There is no such thing as a "good witch." If the magic does not come from God it comes from Satan.
My point is that he had no concept of fantasy. He had to decide what "real" thing was being portrayed in a Disney cartoon. I say real in quotes of course because to this person angels and demons were real. But that's just the point. He believes in the literal existence of creatures like angels and demons and witches with magical powers, yet he can't understand a FICTIONAL fairy godmother.
There's something very wrong with the thinking processes of people like that. It's too easy to say that they've gotten used to accepting the existence of absurd things and as such they're not able to understand the difference between fantasy and reality, but I think that's a little too simplified.

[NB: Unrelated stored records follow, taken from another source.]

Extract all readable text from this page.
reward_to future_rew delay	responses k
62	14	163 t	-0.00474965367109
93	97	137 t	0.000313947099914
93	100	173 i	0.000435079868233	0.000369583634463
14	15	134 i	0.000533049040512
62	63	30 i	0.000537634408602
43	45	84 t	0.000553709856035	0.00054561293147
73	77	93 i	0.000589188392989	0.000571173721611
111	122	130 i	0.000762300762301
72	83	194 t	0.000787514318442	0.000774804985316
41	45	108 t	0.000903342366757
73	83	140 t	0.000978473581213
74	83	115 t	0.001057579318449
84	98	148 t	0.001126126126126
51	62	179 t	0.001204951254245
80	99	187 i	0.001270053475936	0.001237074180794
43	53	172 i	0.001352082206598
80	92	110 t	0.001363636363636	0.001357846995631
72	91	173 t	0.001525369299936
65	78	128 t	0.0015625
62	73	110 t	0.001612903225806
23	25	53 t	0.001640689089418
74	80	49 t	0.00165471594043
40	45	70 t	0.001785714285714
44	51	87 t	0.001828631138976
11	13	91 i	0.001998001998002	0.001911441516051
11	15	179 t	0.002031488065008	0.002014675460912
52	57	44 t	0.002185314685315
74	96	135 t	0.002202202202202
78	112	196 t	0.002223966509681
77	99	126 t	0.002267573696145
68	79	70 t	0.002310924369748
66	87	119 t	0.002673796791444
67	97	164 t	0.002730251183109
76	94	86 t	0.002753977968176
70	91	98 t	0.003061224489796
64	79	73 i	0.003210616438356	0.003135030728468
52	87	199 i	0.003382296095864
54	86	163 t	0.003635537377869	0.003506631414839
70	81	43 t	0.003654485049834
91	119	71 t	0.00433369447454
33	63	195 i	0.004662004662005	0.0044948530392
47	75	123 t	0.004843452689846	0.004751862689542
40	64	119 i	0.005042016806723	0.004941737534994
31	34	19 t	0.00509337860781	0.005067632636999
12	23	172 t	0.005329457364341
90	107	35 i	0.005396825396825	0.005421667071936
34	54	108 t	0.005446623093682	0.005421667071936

I think it's more a matter of a persecution complex. Like how the first portion of the Pinocchio review I quoted tried to lay the blame for the end of prayer in school on the movie, and went on about Satanism in America. Through this person's eyes the movie is either propaganda FOR Jesus or against him. Perhaps this makes sense for a person raised to believe his purpose in life is to fight to make the world over in what he thinks is God's image. Everything is a battle, if the movie isn't teaching good Christian values than it must be an enemy to be attacked.
Here, another quote from the Pinocchio review:
My "job" is to sound the horn about the coming enemy. And if what is coming is not of God, it is of the enemy.
But I still think there's a problem with the inability to comprehend fantasy and fiction. When I saw the reviewer begin to analyze what the fairy characters were, that since they weren't from God they must have been from Satan, I was actually a little disturbed. I can't imagine not being able to have a concept of "doesn't really exist" to file the appropriate things in my mind. It's like, whereas I get upset with movies when they're not realistic, this guy thinks it's all real. When I watch an overblown special effects laden martial arts scene, and see someone flying around on wires, I'm just disgusted with the whole thing (except for Kung Fu Hustle, for some reason I can accept the effects in that movie). But this guy doesn't see that. He figures that it must be evil magic that's at work.
I see a throwback to the dark ages in this mindset. I can imagine this person fitting right in in an era where someone who used medicinal herbs could be burned to death for being a witch. Since he wouldn't have understood how the herbs worked (frankly I doubt he'd understand it now, scientific literacy is not a common character trait for people like this) he would have filed it away as magic, witchcraft, and since there's no such thing as good witchcraft it must be evil and the person dispensing should have been killed.
I'm both dismayed and frightened that this kind of thinking can still survive in this day and age.